During a recent gathering of the G7 to discuss crucial minerals, a tough reality emerged. Transforming supply chains away from China entails considerable investment, coordination, and strong political will.
A few months ago, Vice President J.D. Vance remarked on the failing global market, suggesting a robust strategy to enhance the production and processing of vital minerals in the West. However, allies have raised concerns about the costs associated with these initiatives, the governance framework, and the possibility of government involvement in mineral markets.

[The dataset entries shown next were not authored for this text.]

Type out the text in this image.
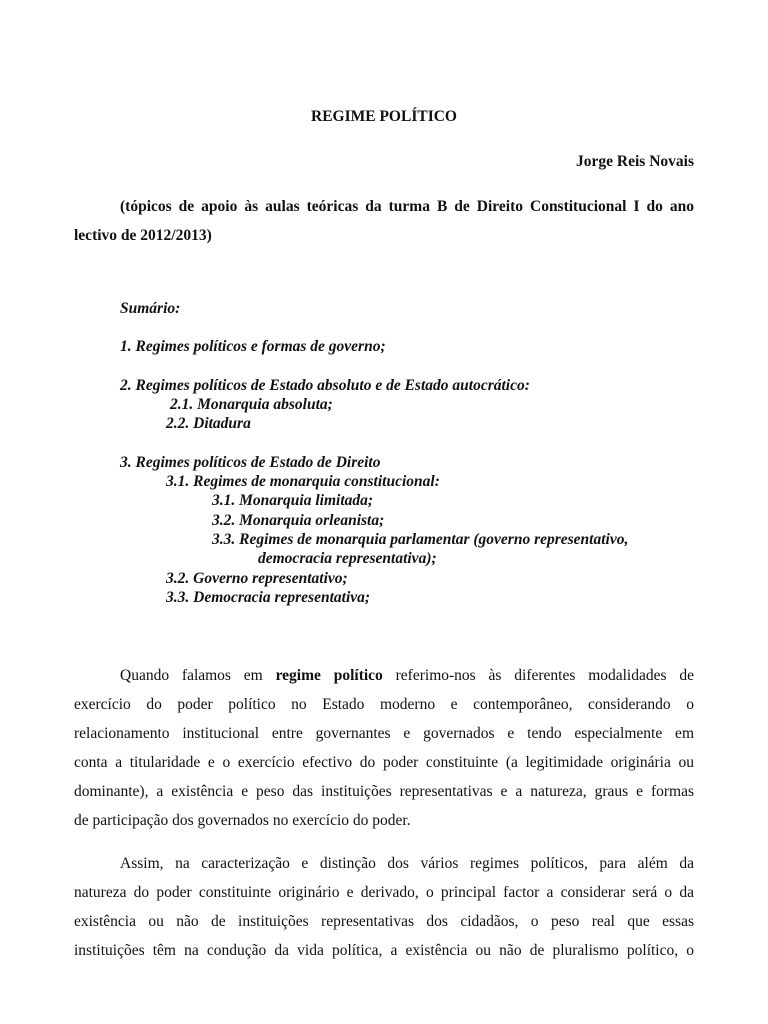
REGIME POLÍTICO
Jorge Reis Novais
(tópicos de apoio às aulas teóricas da turma B de Direito Constitucional I do ano
lectivo de 2012/2013)
Sumário:
1. Regimes políticos e formas de governo;
2. Regimes políticos de Estado absoluto e de Estado autocrático:
2.1. Monarquia absoluta;
2.2. Ditadura
3. Regimes políticos de Estado de Direito
3.1. Regimes de monarquia constitucional:
3.1. Monarquia limitada;
3.2. Monarquia orleanista;
3.3. Regimes de monarquia parlamentar (governo representativo,
democracia representativa);
3.2. Governo representativo;
3.3. Democracia representativa;
Quando falamos em regime político referimo-nos às diferentes modalidades de
exercício do poder político no Estado moderno e contemporâneo, considerando o
relacionamento institucional entre governantes e governados e tendo especialmente em
conta a titularidade e o exercício efectivo do poder constituinte (a legitimidade originária ou
dominante), a existência e peso das instituições representativas e a natureza, graus e formas
de participação dos governados no exercício do poder.
Assim, na caracterização e distinção dos vários regimes políticos, para além da
natureza do poder constituinte originário e derivado, o principal factor a considerar será o da
existência ou não de instituições representativas dos cidadãos, o peso real que essas
instituições têm na condução da vida política, a existência ou não de pluralismo político, o
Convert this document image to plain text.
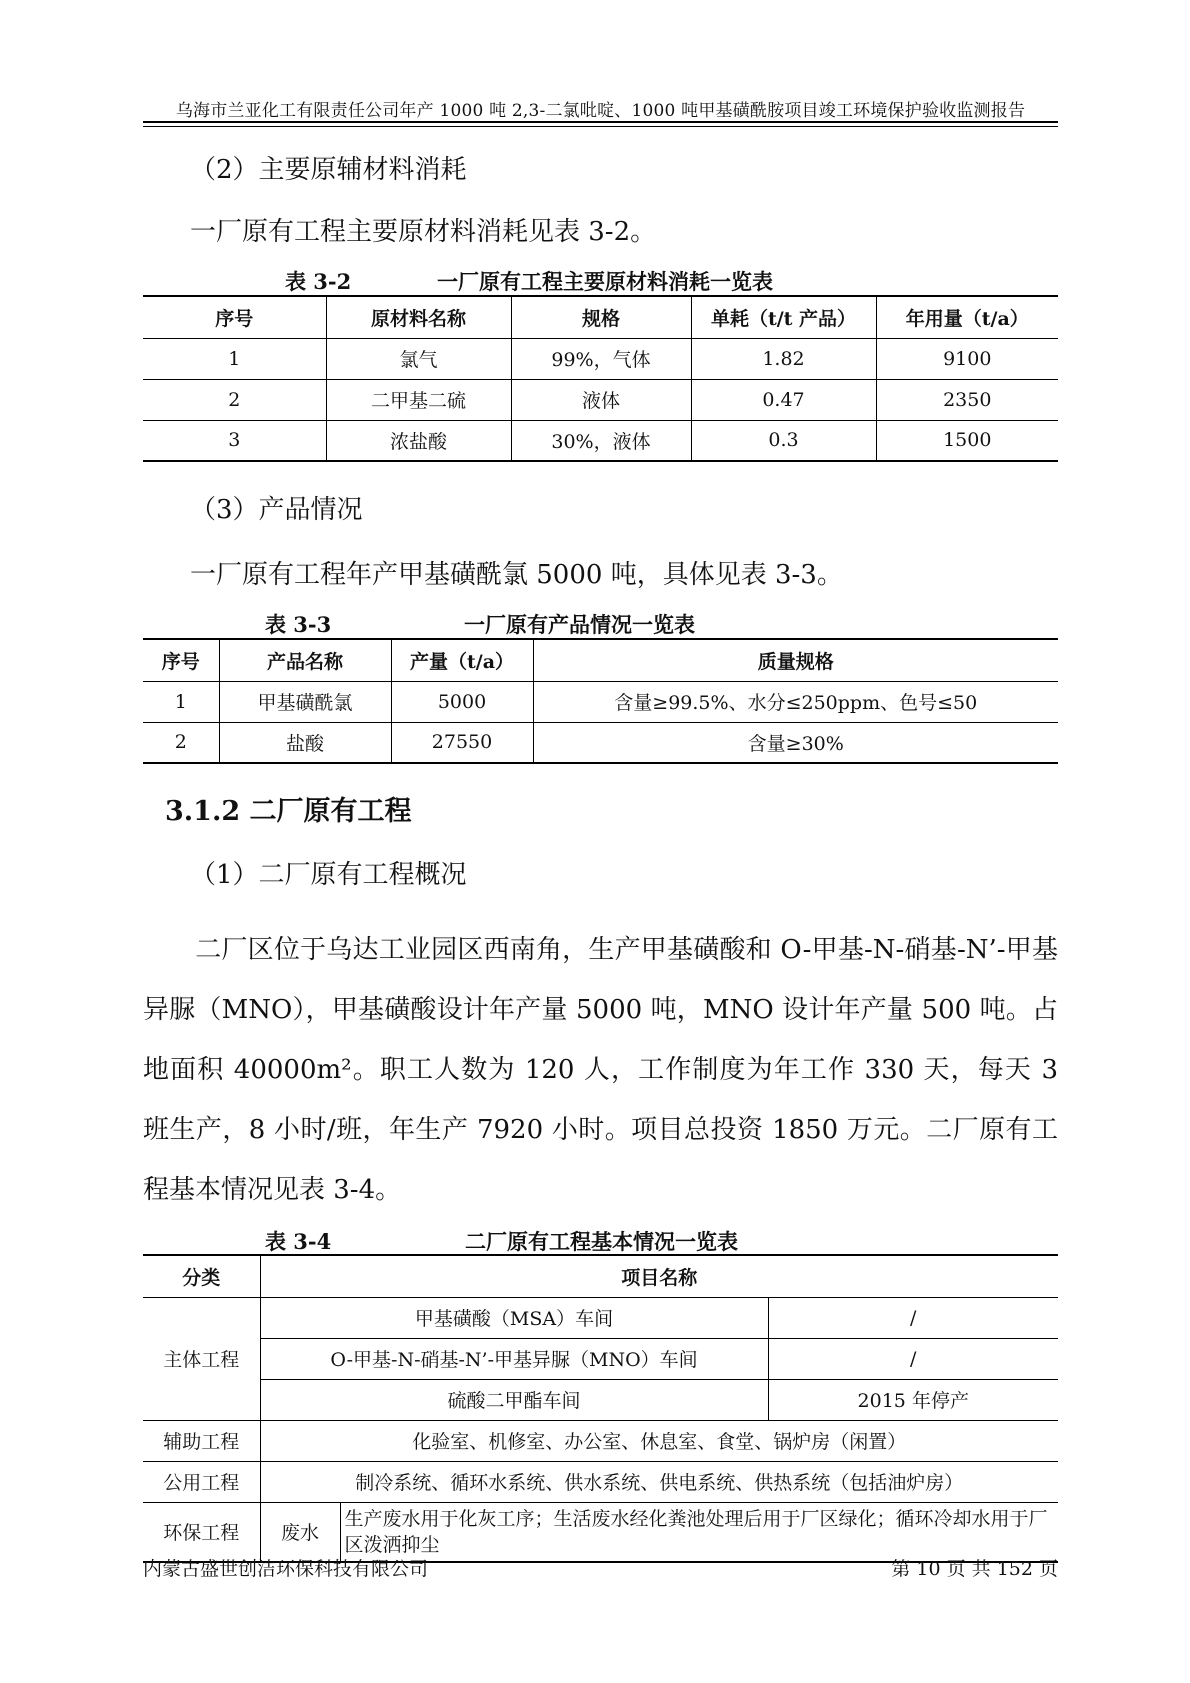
乌海市兰亚化工有限责任公司年产 1000 吨 2,3-二氯吡啶、1000 吨甲基磺酰胺项目竣工环境保护验收监测报告
（2）主要原辅材料消耗
一厂原有工程主要原材料消耗见表 3-2。
表 3-2	一厂原有工程主要原材料消耗一览表
序号	原材料名称	规格	单耗（t/t 产品）	年用量（t/a）
1	氯气	99%，气体	1.82	9100
2	二甲基二硫	液体	0.47	2350
3	浓盐酸	30%，液体	0.3	1500
（3）产品情况
一厂原有工程年产甲基磺酰氯 5000 吨，具体见表 3-3。
表 3-3	一厂原有产品情况一览表
序号	产品名称	产量（t/a）	质量规格
1	甲基磺酰氯	5000	含量≥99.5%、水分≤250ppm、色号≤50
2	盐酸	27550	含量≥30%
3.1.2 二厂原有工程
（1）二厂原有工程概况
二厂区位于乌达工业园区西南角，生产甲基磺酸和 O-甲基-N-硝基-N’-甲基异脲（MNO），甲基磺酸设计年产量 5000 吨，MNO 设计年产量 500 吨。占地面积 40000m²。职工人数为 120 人，工作制度为年工作 330 天，每天 3 班生产，8 小时/班，年生产 7920 小时。项目总投资 1850 万元。二厂原有工程基本情况见表 3-4。
表 3-4	二厂原有工程基本情况一览表
分类	项目名称		
主体工程	甲基磺酸（MSA）车间		/
	O-甲基-N-硝基-N’-甲基异脲（MNO）车间		/
	硫酸二甲酯车间		2015 年停产
辅助工程	化验室、机修室、办公室、休息室、食堂、锅炉房（闲置）		
公用工程	制冷系统、循环水系统、供水系统、供电系统、供热系统（包括油炉房）		
环保工程	废水	生产废水用于化灰工序；生活废水经化粪池处理后用于厂区绿化；循环冷却水用于厂区泼洒抑尘	
内蒙古盛世创洁环保科技有限公司	第 10 页 共 152 页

The pressing question for the G7 and its allies isn’t if there are costs to creating alternative supply chains, but whether the ongoing dependence on China is ultimately more costly. The previous administration did well to recognize that critical minerals are strategic assets rather than mere commodities.
While there may be differences among allies regarding execution, pricing strategies, and governance, true success should be measured by the West’s capacity to develop a resilient ecosystem for critical minerals that lessens reliance on China and bolsters the overall industrial foundation of democratic nations.

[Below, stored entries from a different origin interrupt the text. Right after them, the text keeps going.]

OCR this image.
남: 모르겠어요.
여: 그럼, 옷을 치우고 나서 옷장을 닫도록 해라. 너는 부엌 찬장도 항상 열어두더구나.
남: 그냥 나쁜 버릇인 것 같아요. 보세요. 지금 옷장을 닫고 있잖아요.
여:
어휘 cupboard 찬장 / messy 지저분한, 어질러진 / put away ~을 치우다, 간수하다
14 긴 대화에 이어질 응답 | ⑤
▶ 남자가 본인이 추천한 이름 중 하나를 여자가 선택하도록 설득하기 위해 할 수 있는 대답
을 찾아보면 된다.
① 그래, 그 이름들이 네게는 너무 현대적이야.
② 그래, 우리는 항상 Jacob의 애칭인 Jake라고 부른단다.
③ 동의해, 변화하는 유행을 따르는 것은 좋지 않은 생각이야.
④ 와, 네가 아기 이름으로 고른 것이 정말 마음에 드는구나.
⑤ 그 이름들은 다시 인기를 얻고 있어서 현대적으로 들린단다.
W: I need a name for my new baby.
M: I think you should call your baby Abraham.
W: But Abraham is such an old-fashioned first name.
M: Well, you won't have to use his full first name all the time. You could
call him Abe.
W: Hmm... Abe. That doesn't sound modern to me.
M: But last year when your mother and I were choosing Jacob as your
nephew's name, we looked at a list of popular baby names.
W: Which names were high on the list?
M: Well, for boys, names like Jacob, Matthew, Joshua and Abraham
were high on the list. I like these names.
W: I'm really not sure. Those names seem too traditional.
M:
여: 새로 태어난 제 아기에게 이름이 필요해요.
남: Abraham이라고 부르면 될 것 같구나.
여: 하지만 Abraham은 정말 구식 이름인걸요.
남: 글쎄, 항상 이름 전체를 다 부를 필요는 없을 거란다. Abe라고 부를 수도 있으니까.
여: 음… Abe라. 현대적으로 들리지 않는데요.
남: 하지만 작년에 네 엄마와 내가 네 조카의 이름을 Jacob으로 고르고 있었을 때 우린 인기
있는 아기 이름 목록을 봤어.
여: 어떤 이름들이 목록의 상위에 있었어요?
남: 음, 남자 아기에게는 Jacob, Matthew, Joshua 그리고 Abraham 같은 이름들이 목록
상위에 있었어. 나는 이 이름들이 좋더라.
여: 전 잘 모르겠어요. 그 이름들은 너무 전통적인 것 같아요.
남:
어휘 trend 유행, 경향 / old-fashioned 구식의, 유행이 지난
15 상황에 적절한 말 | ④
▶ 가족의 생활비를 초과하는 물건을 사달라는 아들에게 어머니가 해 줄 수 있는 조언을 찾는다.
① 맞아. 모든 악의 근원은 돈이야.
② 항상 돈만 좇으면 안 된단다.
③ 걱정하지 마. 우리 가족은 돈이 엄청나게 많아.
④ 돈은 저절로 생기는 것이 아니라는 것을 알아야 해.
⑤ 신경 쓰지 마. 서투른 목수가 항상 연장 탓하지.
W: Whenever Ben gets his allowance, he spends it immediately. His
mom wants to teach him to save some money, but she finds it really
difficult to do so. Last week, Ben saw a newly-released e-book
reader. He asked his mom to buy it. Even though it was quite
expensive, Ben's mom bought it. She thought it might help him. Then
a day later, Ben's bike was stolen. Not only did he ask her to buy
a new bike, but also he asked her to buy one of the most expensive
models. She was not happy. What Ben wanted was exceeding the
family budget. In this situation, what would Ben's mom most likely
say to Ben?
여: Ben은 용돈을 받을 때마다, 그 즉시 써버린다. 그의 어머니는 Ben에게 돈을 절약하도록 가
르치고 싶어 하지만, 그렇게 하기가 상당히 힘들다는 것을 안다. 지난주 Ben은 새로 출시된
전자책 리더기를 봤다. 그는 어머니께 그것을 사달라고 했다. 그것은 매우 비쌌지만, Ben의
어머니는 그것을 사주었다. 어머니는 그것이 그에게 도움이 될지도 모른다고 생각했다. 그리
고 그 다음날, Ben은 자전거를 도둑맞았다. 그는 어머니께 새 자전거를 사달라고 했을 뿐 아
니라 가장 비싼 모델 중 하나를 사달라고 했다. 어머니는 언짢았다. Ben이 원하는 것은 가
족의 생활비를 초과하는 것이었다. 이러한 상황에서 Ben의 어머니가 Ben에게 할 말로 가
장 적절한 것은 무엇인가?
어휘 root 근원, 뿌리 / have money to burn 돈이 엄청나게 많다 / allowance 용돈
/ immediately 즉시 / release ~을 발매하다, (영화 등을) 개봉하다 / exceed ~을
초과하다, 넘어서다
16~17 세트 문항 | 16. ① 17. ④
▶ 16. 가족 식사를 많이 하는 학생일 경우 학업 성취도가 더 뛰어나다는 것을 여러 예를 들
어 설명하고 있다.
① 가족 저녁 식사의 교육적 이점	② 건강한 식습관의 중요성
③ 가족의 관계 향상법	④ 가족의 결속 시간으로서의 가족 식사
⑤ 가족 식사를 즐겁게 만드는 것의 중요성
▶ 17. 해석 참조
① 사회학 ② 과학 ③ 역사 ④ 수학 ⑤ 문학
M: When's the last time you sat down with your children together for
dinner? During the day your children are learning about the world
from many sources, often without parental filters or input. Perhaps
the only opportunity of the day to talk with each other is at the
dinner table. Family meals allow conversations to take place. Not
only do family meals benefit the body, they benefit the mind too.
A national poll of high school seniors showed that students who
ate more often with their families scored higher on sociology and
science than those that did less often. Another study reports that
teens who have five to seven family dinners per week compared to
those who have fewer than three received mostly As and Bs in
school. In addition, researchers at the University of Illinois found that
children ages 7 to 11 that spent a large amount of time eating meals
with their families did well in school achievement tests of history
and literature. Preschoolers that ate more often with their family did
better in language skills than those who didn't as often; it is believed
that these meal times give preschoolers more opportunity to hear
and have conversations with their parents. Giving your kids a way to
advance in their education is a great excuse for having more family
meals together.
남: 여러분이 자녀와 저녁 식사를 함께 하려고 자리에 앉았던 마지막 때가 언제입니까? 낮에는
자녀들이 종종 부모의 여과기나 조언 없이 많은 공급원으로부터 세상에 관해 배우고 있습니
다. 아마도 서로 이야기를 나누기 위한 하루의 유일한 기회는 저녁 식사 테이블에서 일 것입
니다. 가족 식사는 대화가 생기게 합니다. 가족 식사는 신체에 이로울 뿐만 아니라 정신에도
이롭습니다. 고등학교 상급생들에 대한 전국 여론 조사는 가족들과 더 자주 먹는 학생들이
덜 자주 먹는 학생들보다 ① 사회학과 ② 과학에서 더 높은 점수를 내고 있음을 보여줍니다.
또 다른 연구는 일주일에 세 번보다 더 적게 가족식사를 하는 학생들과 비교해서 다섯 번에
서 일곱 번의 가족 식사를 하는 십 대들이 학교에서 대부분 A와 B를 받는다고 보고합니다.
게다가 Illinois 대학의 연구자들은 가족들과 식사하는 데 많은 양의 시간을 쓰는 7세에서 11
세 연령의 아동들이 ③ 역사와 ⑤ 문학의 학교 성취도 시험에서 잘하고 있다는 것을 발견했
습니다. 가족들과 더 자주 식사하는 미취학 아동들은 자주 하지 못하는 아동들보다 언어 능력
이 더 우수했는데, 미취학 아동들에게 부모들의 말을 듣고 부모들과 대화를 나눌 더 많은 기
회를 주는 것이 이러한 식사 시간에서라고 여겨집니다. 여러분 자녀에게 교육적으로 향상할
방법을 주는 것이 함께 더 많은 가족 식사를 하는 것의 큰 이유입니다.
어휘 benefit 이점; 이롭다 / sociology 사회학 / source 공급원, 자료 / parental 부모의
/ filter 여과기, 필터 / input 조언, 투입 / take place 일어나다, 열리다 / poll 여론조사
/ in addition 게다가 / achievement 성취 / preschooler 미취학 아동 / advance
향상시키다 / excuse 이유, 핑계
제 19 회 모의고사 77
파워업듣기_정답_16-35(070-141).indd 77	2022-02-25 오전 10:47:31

China has long implemented a national strategy to gain control over critical minerals. Through state support, market manipulation, and strategic investments across various regions, China has established a leading role in both mining and, more importantly, in processing these resources. Currently, it dominates most rare earth processing and exerts significant influence over various strategic mineral markets.
Western manufacturers and tech companies increasingly rely on supply chains that could be disrupted by geopolitical tensions or weaponized by the Chinese authorities. Recent export restrictions from China on materials like gallium and germanium highlight this risk, demonstrating a readiness to use economic power as a geopolitical tool. In May 2026, China’s Ministry of Commerce announced new export limitations on critical minerals, reinforcing these concerns.
The United States must address this issue head-on, which is why previous efforts to create strong mineral partnerships among Western allies are timely and necessary.
Critics often point to disagreements within the G7 regarding pricing and market interventions. While these discussions are natural, concentrating solely on these differences misses a key point: for the first time in many years, Western nations are recognizing that critical minerals are more than just commodities; they are vital strategic assets.
President Trump’s policies acknowledged a fundamental truth. Markets alone cannot resolve the disruptive effects of state-led competition from China. When strategic rivals utilize subsidies and export barriers to monopolize markets, Western governments can’t merely rely on private investment to reestablish balance.
The pursuit of purchase guarantees and strategic partnerships illustrates an understanding that rebuilding supply chains necessitates active involvement from both the public and private sectors. Significantly, these initiatives aren’t about isolating America, but rather about strengthening the resilience of U.S. allies.
This matter is rooted in national security. It’s essential for America’s defense industry to have access to materials required for manufacturing essential technology, from aircraft to advanced weapon systems. Thus, ensuring that AI and semiconductor production doesn’t depend on potentially vulnerable supply chains is crucial for addressing future threats.
Critical minerals underpin modern economies, fueling military strength, technological advances, and economic viability.
The choice seems clear: we can either maintain our reliance on supply chains dominated by strategic competitors or collaborate with allies to establish secure alternatives. The economic future and national security of America depend on robust leadership.